Emigrant Peak is seen rising above the Paradise Valley and the Yellowstone River near Emigrant, Montana, on October 8, 2018.

  • Only 15% of the Earth's lands and 7% of the oceans have been protected in a natural state.
  • Some scientists say a majority of wild species will go extinct if humans don't conserve at least 50% of the Earth.
  • Swiss billionaire Hansjörg Wyss has pledged $1 billion to help protect 30% of the planet by 2030.
  • Wyss previously donated $450 million to protect wild species on roughly 40 million acres around the world.

A Swiss philanthropist's foundation will donate $1 billion to conserve the planet's land and oceans in an effort to expand the availability of clean air and drinking water.

Hansjörg Wyss, a billionaire and conservationist, wrote Wednesday in a New York Times op-ed that he will donate the money over the next 10 years through his Wyss Foundation. Lands and waters are best conserved when they become public national parks, wildlife refuges, or marine reserves, Wyss wrote. He aims to help conserve 30% of the Earth in a natural state by 2030.

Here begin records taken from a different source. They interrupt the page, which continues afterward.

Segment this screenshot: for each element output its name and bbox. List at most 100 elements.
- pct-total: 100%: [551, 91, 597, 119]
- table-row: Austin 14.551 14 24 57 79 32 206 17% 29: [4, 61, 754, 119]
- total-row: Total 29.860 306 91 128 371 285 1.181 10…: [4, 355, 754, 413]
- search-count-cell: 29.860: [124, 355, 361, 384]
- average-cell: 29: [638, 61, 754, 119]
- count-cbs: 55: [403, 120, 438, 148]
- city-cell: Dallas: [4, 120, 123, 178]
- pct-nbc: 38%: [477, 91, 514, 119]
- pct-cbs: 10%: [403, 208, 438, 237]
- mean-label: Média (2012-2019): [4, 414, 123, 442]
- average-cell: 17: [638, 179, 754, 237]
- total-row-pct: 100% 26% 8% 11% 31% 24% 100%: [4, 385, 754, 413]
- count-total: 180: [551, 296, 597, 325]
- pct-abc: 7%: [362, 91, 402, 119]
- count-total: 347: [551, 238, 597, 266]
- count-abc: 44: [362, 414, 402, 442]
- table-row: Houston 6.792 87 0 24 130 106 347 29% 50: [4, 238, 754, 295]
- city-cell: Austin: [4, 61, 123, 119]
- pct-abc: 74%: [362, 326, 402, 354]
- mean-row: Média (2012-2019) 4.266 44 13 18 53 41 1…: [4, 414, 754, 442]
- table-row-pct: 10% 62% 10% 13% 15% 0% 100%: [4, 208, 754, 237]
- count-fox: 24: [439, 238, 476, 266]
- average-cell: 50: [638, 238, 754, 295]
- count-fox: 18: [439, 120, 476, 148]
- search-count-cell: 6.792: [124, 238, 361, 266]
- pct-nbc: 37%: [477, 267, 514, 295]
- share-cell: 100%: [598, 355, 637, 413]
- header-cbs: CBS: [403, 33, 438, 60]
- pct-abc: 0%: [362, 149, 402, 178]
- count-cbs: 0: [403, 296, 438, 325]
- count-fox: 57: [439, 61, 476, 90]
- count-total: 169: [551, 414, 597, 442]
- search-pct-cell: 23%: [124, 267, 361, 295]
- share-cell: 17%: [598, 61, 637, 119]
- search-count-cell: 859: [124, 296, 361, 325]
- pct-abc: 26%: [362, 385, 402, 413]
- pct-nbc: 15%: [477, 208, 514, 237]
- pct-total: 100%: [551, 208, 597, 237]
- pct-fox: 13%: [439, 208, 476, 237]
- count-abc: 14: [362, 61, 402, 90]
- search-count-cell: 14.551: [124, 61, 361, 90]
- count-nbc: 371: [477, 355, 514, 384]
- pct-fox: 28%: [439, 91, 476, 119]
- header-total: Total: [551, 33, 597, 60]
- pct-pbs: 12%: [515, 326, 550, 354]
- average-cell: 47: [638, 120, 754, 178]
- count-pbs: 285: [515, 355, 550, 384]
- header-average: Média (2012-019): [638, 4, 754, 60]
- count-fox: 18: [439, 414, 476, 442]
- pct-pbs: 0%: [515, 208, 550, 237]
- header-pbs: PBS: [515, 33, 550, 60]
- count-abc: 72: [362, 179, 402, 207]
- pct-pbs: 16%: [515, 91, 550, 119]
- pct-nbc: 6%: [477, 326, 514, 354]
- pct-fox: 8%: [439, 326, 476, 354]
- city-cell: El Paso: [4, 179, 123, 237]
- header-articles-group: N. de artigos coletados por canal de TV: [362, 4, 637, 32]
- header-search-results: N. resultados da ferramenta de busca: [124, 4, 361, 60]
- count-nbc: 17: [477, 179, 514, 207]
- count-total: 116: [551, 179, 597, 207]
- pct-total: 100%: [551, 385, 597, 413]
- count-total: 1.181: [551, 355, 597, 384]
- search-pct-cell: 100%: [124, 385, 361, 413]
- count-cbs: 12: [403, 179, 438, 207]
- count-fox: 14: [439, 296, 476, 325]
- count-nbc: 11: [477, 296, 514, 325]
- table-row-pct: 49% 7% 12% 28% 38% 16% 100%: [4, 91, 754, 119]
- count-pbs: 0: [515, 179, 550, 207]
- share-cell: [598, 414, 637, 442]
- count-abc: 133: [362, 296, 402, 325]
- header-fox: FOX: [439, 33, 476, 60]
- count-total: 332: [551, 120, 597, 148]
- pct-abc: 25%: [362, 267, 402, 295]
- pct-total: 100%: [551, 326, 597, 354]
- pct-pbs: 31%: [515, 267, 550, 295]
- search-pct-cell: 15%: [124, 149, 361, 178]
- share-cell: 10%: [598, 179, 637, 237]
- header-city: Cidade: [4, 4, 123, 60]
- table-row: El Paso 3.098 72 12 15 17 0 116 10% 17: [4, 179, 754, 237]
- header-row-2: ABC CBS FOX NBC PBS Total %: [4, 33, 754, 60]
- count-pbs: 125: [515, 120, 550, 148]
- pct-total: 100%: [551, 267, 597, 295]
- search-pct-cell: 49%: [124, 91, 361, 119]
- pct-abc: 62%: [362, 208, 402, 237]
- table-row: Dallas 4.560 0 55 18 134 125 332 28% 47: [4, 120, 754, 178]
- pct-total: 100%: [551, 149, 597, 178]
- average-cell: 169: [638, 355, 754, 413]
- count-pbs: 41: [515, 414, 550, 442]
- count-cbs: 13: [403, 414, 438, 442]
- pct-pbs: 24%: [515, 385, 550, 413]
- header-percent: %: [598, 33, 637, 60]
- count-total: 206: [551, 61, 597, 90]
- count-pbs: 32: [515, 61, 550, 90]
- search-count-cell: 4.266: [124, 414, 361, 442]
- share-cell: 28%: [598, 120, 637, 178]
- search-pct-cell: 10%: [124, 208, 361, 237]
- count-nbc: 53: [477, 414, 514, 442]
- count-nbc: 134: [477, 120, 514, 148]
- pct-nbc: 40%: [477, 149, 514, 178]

According to researchers at Brown University, animal and plant species are going extinct 1,000 times faster than they did prior to human activity. A recent study in the journal PNAS predicted that humans will cause so many mammal species to go extinct in the next 50 years that the planet's evolutionary diversity won't recover for up to 5 million years.

Some scientists say at least 50% of the Earth needs to be protected in order to avoid losing a majority of plant and animal species. As of now, however, only 15% of the planet's lands and 7% of the oceans have been protected in a natural state.

The Wyss campaign will support locally-led efforts to better manage parks and protected areas. Wyss will also sponsor research at the University of Bern, Switzerland, so that scientists can determine the most effective and feasible conservation methods.

Read more: So many animals will go extinct in the next 50 years that it will take Earth at least 3 million years to recover, a study has found

Wyss previously helped protect wild species on roughly 40 million acres of land and ocean after donating more than $450 million across Africa, South America, North America, and Europe. Wyss is also one of several billionaires to sign the Giving Pledge, a commitment to give away at least half of one's wealth to charity.

"Every one of us - citizens, philanthropists, business and government leaders - should be troubled by the enormous gap between how little of our natural world is currently protected and how much should be protected," Wyss wrote. "It is a gap that we must urgently narrow, before our human footprint consumes the earth's remaining wild places."